Importantly, though, the statute also says that nothing in the law creates an "affirmative obligation on the part of the [agent] to investigate material defects.” This means that the real estate agent does not need to perform any sort of inspection or receive any formal reports before attempting to sell your home. Essentially, the agent is required to disclose to the buyer only what was manifestly obvious or what the seller actually mentioned about the property.
Buyer's Potential Remedies For Undisclosed Defects in New Hampshire Home
If you discover an undisclosed material defect in your New Hampshire home following the sale, what should you do?

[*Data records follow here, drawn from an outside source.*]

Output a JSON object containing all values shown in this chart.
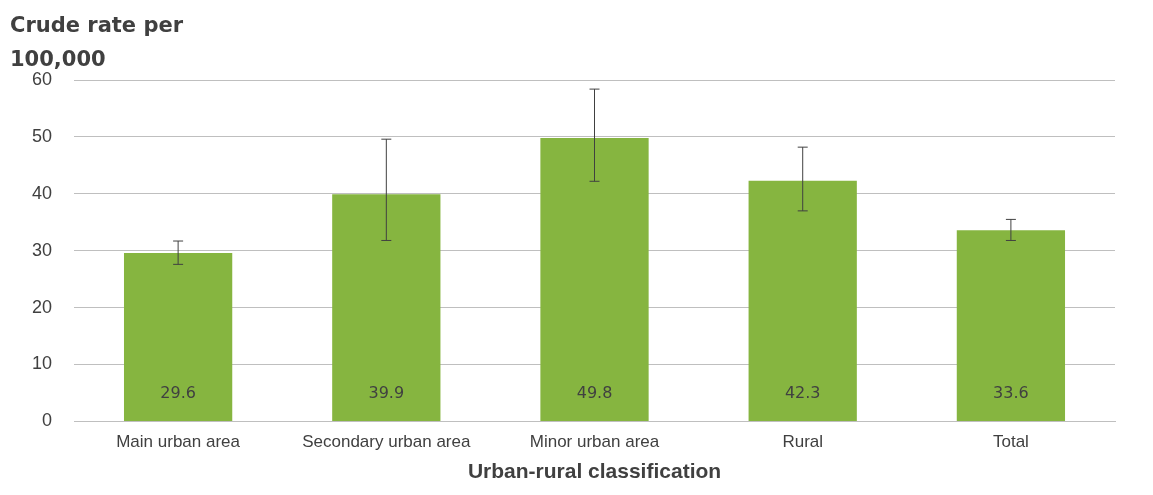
{
  "chart_data": {
    "type": "bar",
    "ylabel": "Crude rate per 100,000",
    "xlabel": "Urban-rural classification",
    "categories": [
      "Main urban area",
      "Secondary urban area",
      "Minor urban area",
      "Rural",
      "Total"
    ],
    "values": [
      29.6,
      39.9,
      49.8,
      42.3,
      33.6
    ],
    "errors": [
      [
        27.6,
        31.7
      ],
      [
        31.8,
        49.6
      ],
      [
        42.2,
        58.4
      ],
      [
        37.0,
        48.2
      ],
      [
        31.8,
        35.5
      ]
    ],
    "color": "#86b540",
    "data_labels": true,
    "ylim": [
      0,
      60
    ],
    "yticks": [
      0,
      10,
      20,
      30,
      40,
      50,
      60
    ],
    "grid": "y",
    "legend": false
  }
}
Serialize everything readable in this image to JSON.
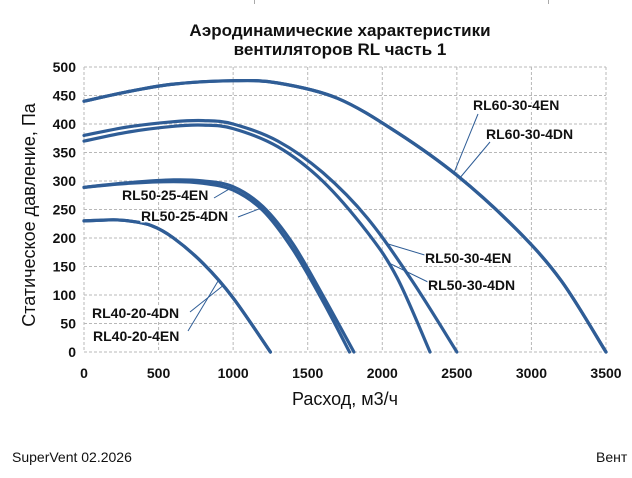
{
  "chart_data": {
    "type": "line",
    "title_line1": "Аэродинамические характеристики",
    "title_line2": "вентиляторов RL часть 1",
    "xlabel": "Расход, м3/ч",
    "ylabel": "Статическое давление, Па",
    "xlim": [
      0,
      3500
    ],
    "ylim": [
      0,
      500
    ],
    "xticks": [
      0,
      500,
      1000,
      1500,
      2000,
      2500,
      3000,
      3500
    ],
    "yticks": [
      0,
      50,
      100,
      150,
      200,
      250,
      300,
      350,
      400,
      450,
      500
    ],
    "grid": true,
    "line_color": "#2f5d96",
    "series": [
      {
        "name": "RL60-30-4EN",
        "x": [
          0,
          300,
          600,
          1000,
          1300,
          1700,
          2100,
          2500,
          2900,
          3200,
          3500
        ],
        "y": [
          440,
          457,
          470,
          476,
          472,
          445,
          385,
          310,
          215,
          125,
          0
        ]
      },
      {
        "name": "RL60-30-4DN",
        "x": [
          0,
          300,
          600,
          1000,
          1300,
          1700,
          2100,
          2500,
          2900,
          3200,
          3500
        ],
        "y": [
          440,
          457,
          470,
          476,
          472,
          445,
          385,
          310,
          215,
          125,
          0
        ]
      },
      {
        "name": "RL50-30-4EN",
        "x": [
          0,
          300,
          600,
          800,
          1000,
          1300,
          1600,
          1900,
          2200,
          2500
        ],
        "y": [
          380,
          395,
          404,
          406,
          400,
          370,
          315,
          235,
          125,
          0
        ]
      },
      {
        "name": "RL50-30-4DN",
        "x": [
          0,
          300,
          600,
          800,
          1000,
          1300,
          1600,
          1900,
          2100,
          2320
        ],
        "y": [
          370,
          386,
          396,
          398,
          392,
          360,
          300,
          210,
          130,
          0
        ]
      },
      {
        "name": "RL50-25-4EN",
        "x": [
          0,
          300,
          600,
          800,
          1000,
          1200,
          1400,
          1600,
          1810
        ],
        "y": [
          289,
          297,
          302,
          300,
          290,
          255,
          190,
          100,
          0
        ]
      },
      {
        "name": "RL50-25-4DN",
        "x": [
          0,
          300,
          600,
          800,
          1000,
          1200,
          1400,
          1600,
          1780
        ],
        "y": [
          289,
          296,
          299,
          296,
          284,
          248,
          180,
          90,
          0
        ]
      },
      {
        "name": "RL40-20-4DN",
        "x": [
          0,
          100,
          200,
          300,
          450,
          600,
          800,
          1000,
          1250
        ],
        "y": [
          230,
          231,
          232,
          230,
          222,
          200,
          155,
          95,
          0
        ]
      },
      {
        "name": "RL40-20-4EN",
        "x": [
          0,
          100,
          200,
          300,
          450,
          600,
          800,
          1000,
          1250
        ],
        "y": [
          230,
          231,
          232,
          230,
          222,
          200,
          155,
          95,
          0
        ]
      }
    ],
    "annotations": [
      {
        "text": "RL60-30-4EN",
        "series": 0,
        "at_x": 2480
      },
      {
        "text": "RL60-30-4DN",
        "series": 1,
        "at_x": 2520
      },
      {
        "text": "RL50-30-4EN",
        "series": 2,
        "at_x": 2020
      },
      {
        "text": "RL50-30-4DN",
        "series": 3,
        "at_x": 2030
      },
      {
        "text": "RL50-25-4EN",
        "series": 4,
        "at_x": 1000
      },
      {
        "text": "RL50-25-4DN",
        "series": 5,
        "at_x": 1180
      },
      {
        "text": "RL40-20-4DN",
        "series": 6,
        "at_x": 930
      },
      {
        "text": "RL40-20-4EN",
        "series": 7,
        "at_x": 900
      }
    ]
  },
  "footer": {
    "left_text": "SuperVent 02.2026",
    "right_text": "Вент"
  }
}
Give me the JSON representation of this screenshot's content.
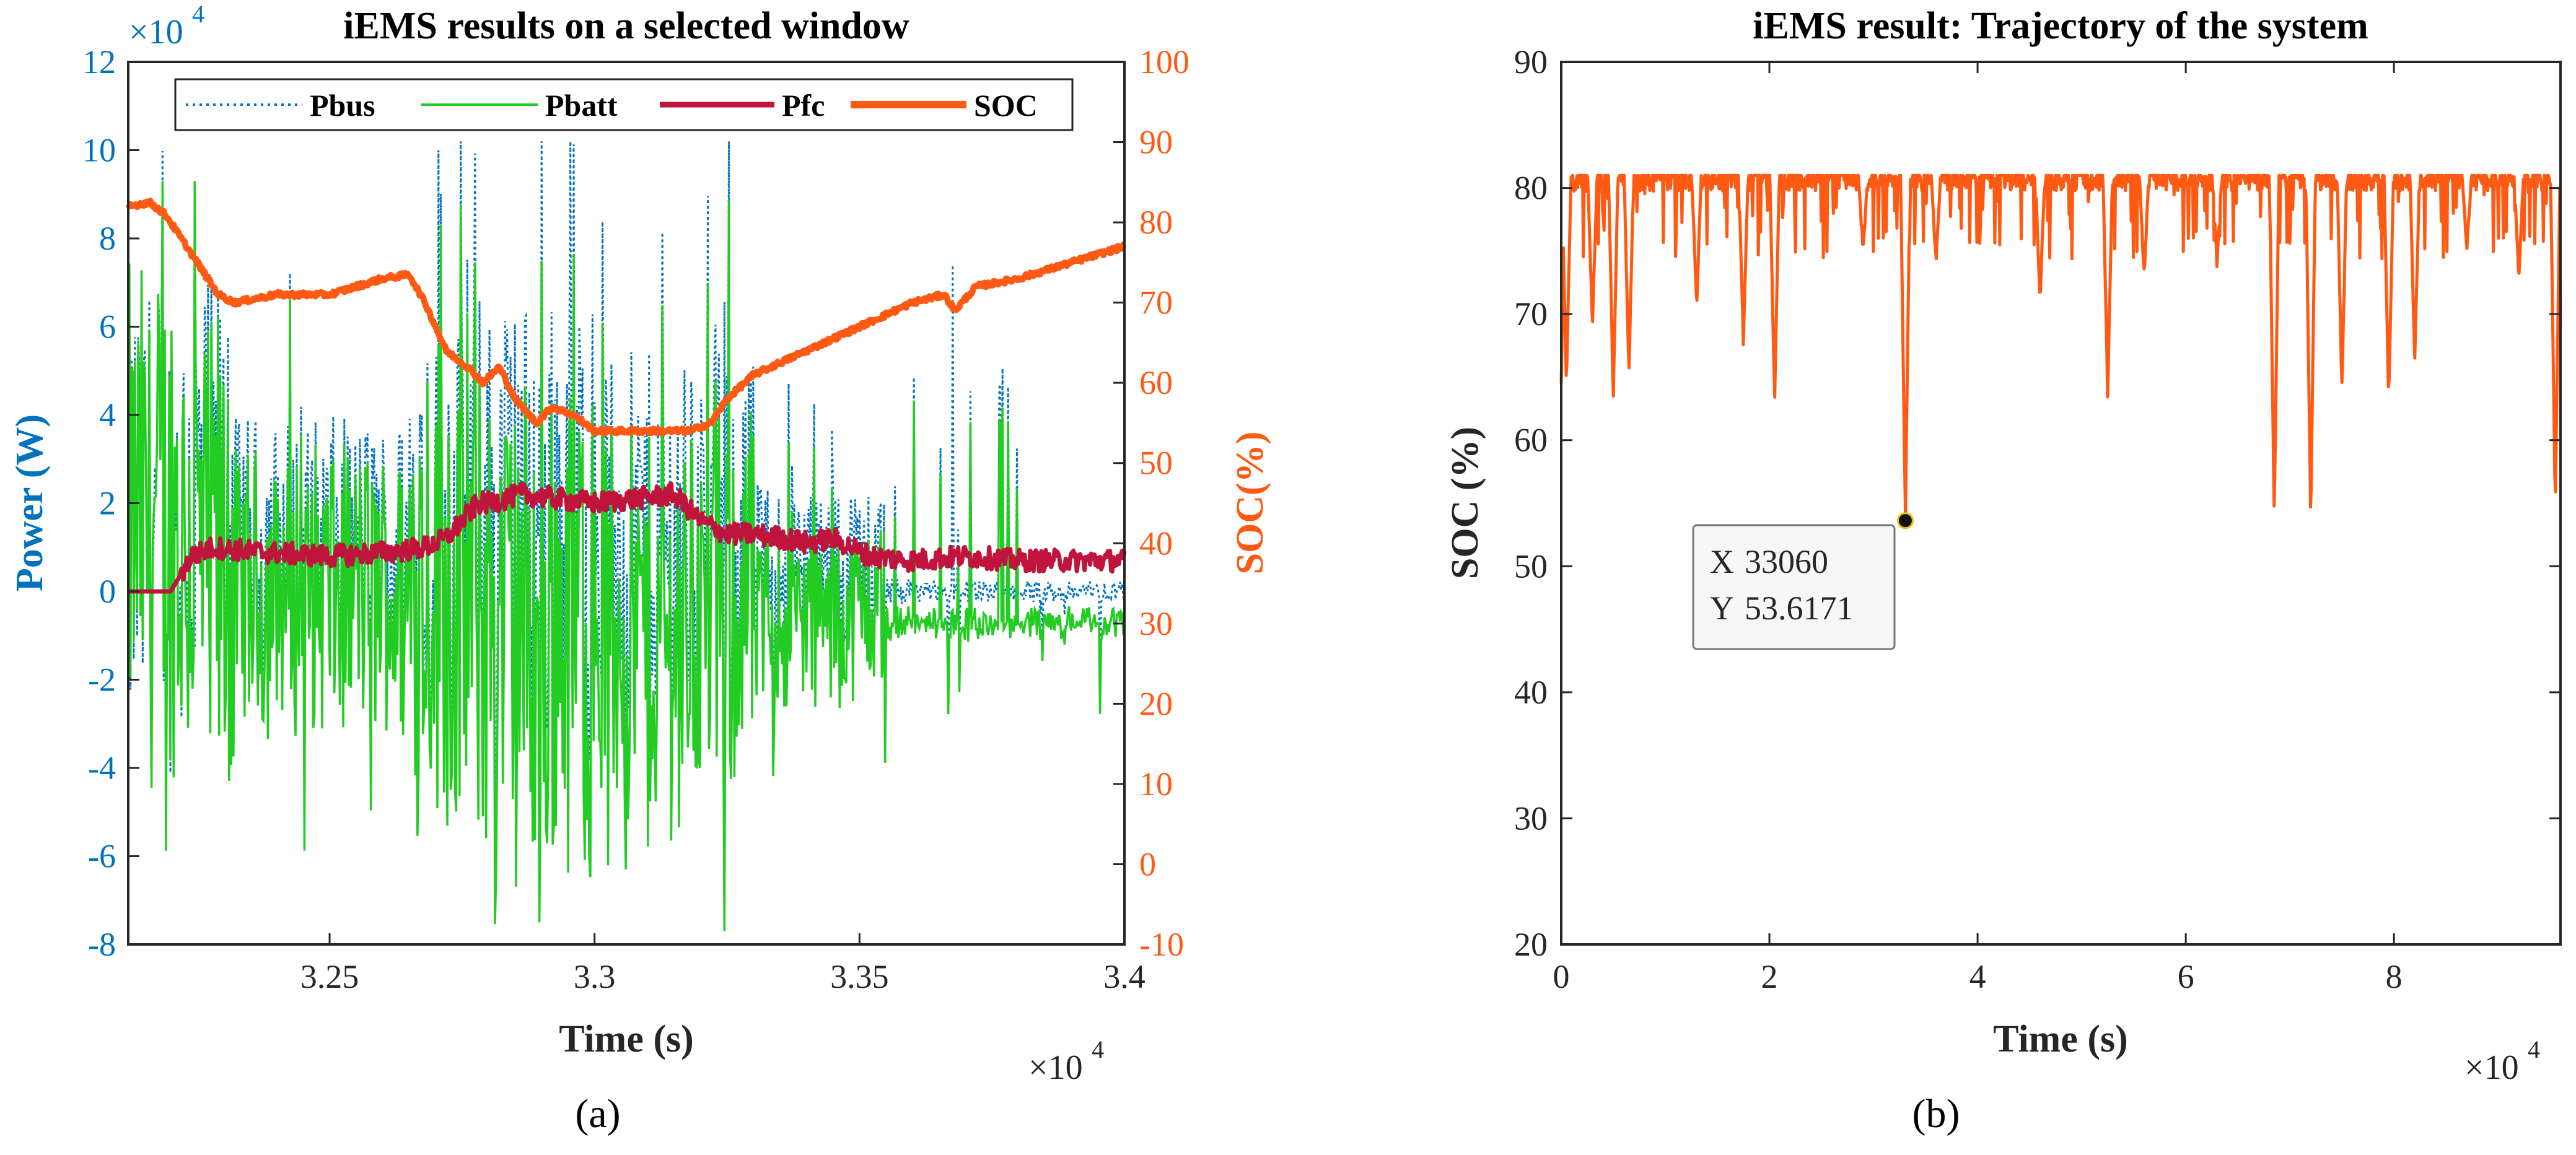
{
  "colors": {
    "pbus": "#0072BD",
    "pbatt": "#22CC22",
    "pfc": "#C0143C",
    "soc": "#FF5A14",
    "axis": "#262626",
    "left_axis_a": "#0072BD",
    "right_axis_a": "#FF5A14"
  },
  "chart_data": [
    {
      "type": "line",
      "title": "iEMS results on a selected window",
      "xlabel": "Time (s)",
      "ylabel": "Power (W)",
      "y2label": "SOC(%)",
      "x_exponent": "×10",
      "x_exponent_power": "4",
      "y_exponent": "×10",
      "y_exponent_power": "4",
      "xlim": [
        3.212,
        3.4
      ],
      "ylim": [
        -8,
        12
      ],
      "y2lim": [
        -10,
        100
      ],
      "xticks": [
        3.25,
        3.3,
        3.35,
        3.4
      ],
      "xtick_labels": [
        "3.25",
        "3.3",
        "3.35",
        "3.4"
      ],
      "yticks": [
        -8,
        -6,
        -4,
        -2,
        0,
        2,
        4,
        6,
        8,
        10,
        12
      ],
      "ytick_labels": [
        "-8",
        "-6",
        "-4",
        "-2",
        "0",
        "2",
        "4",
        "6",
        "8",
        "10",
        "12"
      ],
      "y2ticks": [
        -10,
        0,
        10,
        20,
        30,
        40,
        50,
        60,
        70,
        80,
        90,
        100
      ],
      "y2tick_labels": [
        "-10",
        "0",
        "10",
        "20",
        "30",
        "40",
        "50",
        "60",
        "70",
        "80",
        "90",
        "100"
      ],
      "legend": [
        "Pbus",
        "Pbatt",
        "Pfc",
        "SOC"
      ],
      "legend_location": "top",
      "panel_label": "(a)",
      "series": [
        {
          "name": "SOC",
          "axis": "right",
          "x": [
            3.212,
            3.216,
            3.219,
            3.222,
            3.226,
            3.229,
            3.232,
            3.236,
            3.24,
            3.25,
            3.26,
            3.265,
            3.268,
            3.272,
            3.276,
            3.279,
            3.282,
            3.285,
            3.289,
            3.292,
            3.296,
            3.3,
            3.31,
            3.318,
            3.322,
            3.325,
            3.33,
            3.34,
            3.35,
            3.36,
            3.366,
            3.368,
            3.372,
            3.38,
            3.39,
            3.4
          ],
          "values": [
            82,
            82.5,
            81,
            78,
            74,
            71,
            70,
            70.5,
            71,
            71,
            73,
            73.5,
            70,
            64,
            62,
            60,
            62,
            58,
            55,
            57,
            56,
            54,
            54,
            54,
            55,
            58,
            61,
            64,
            67,
            70,
            71,
            69,
            72,
            73,
            75,
            77
          ]
        },
        {
          "name": "Pfc",
          "axis": "left",
          "x": [
            3.212,
            3.22,
            3.222,
            3.224,
            3.228,
            3.236,
            3.25,
            3.262,
            3.268,
            3.272,
            3.275,
            3.278,
            3.28,
            3.286,
            3.3,
            3.315,
            3.32,
            3.325,
            3.33,
            3.336,
            3.34,
            3.345,
            3.352,
            3.36,
            3.37,
            3.38,
            3.4
          ],
          "values": [
            0,
            0,
            0.4,
            0.8,
            1.0,
            0.9,
            0.8,
            0.9,
            1.0,
            1.2,
            1.6,
            2.0,
            2.0,
            2.2,
            2.0,
            2.2,
            1.6,
            1.3,
            1.3,
            1.2,
            1.1,
            1.2,
            0.8,
            0.7,
            0.8,
            0.7,
            0.7
          ]
        }
      ],
      "power_peaks": {
        "pbus_max": 10.2,
        "pbus_min": -5.3,
        "pbatt_max": 9.3,
        "pbatt_min": -7.7
      }
    },
    {
      "type": "line",
      "title": "iEMS result: Trajectory of the system",
      "xlabel": "Time (s)",
      "ylabel": "SOC (%)",
      "x_exponent": "×10",
      "x_exponent_power": "4",
      "xlim": [
        0,
        9.6
      ],
      "ylim": [
        20,
        90
      ],
      "xticks": [
        0,
        2,
        4,
        6,
        8
      ],
      "xtick_labels": [
        "0",
        "2",
        "4",
        "6",
        "8"
      ],
      "yticks": [
        20,
        30,
        40,
        50,
        60,
        70,
        80,
        90
      ],
      "ytick_labels": [
        "20",
        "30",
        "40",
        "50",
        "60",
        "70",
        "80",
        "90"
      ],
      "panel_label": "(b)",
      "series": [
        {
          "name": "SOC trajectory",
          "baseline": 81,
          "dips": [
            {
              "x": 0.05,
              "y": 64.5
            },
            {
              "x": 0.3,
              "y": 69
            },
            {
              "x": 0.5,
              "y": 63.5
            },
            {
              "x": 0.65,
              "y": 65
            },
            {
              "x": 1.3,
              "y": 70.5
            },
            {
              "x": 1.75,
              "y": 68
            },
            {
              "x": 2.05,
              "y": 63
            },
            {
              "x": 2.9,
              "y": 75
            },
            {
              "x": 3.306,
              "y": 53.6171
            },
            {
              "x": 3.6,
              "y": 74
            },
            {
              "x": 4.6,
              "y": 71
            },
            {
              "x": 5.25,
              "y": 63.5
            },
            {
              "x": 5.6,
              "y": 73
            },
            {
              "x": 6.3,
              "y": 74
            },
            {
              "x": 6.85,
              "y": 54
            },
            {
              "x": 7.2,
              "y": 53.5
            },
            {
              "x": 7.5,
              "y": 64
            },
            {
              "x": 7.95,
              "y": 63
            },
            {
              "x": 8.2,
              "y": 66
            },
            {
              "x": 8.7,
              "y": 75
            },
            {
              "x": 9.2,
              "y": 73
            },
            {
              "x": 9.55,
              "y": 54.5
            }
          ]
        }
      ],
      "datatip": {
        "x_label": "X",
        "x_value": "33060",
        "y_label": "Y",
        "y_value": "53.6171",
        "x": 3.306,
        "y": 53.6171
      }
    }
  ]
}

The first question is whether the defect relates to any of the environmental hazards (radon, asbestos, and so on) or water/sewage systems that required the seller’s disclosure. For example, if the sewage system is defective and requires all new tanks and piping, and the seller never disclosed these problems, you might have a cause of action against the seller under the disclosure statute.
If the defect related to a different area of the home; perhaps a leaky roof or an unstable foundation; consider whether a real estate agent was involved in the transaction. Do you believe that the agent knew about the problem and intentionally failed to disclose it to you, in order to expedite the sale? If so, you might have a cause of action against the agent directly. You could also report that agent to the New Hampshire Office of Professional Licensure and Certification, a state agency that licenses and sanctions real estate professionals. This possibility alone might prompt a real estate agency to make a settlement offer with you against the value of your repairs.
Moreover, beyond these specific statutes, you may have a legal cause of action against the seller for breach of contract or fraud, depending on the circumstances of the sale. Fraud is a common law cause of action in New Hampshire that results from one party making a statement that is knowingly false to convince another party to take an action. Imagine that the seller told you that he just had the roof repaired and retiled. But when you move in, you realize that there are constant leaks and that the roof has not been fixed in years. Evidently, the seller made a knowingly false statement to induce you to buy the home.
Similarly, you may have a breach of contract cause of action against the seller if the language of your purchase contract made certain guarantees. For example, your purchase contract might specifically state that certain windows would be upgraded or other repairs made before the sale. If this turns out not to be true, the seller may be in breach.
Thus, while New Hampshire lacks extensive disclosure laws, you do have potential tools in your legal toolbox to seek justice. If you discover undisclosed defects in your home, contact a New Hampshire attorney. That attorney--ideally one with experience in real estate litigation--should write to the seller, agent, or both, stating the problem and outlining your costs. Demand letters can sometimes make a potential defendant eager to settle a dispute. And if it does not, your attorney can advise you on whether or not litigation against the New Hampshire home seller could be effective.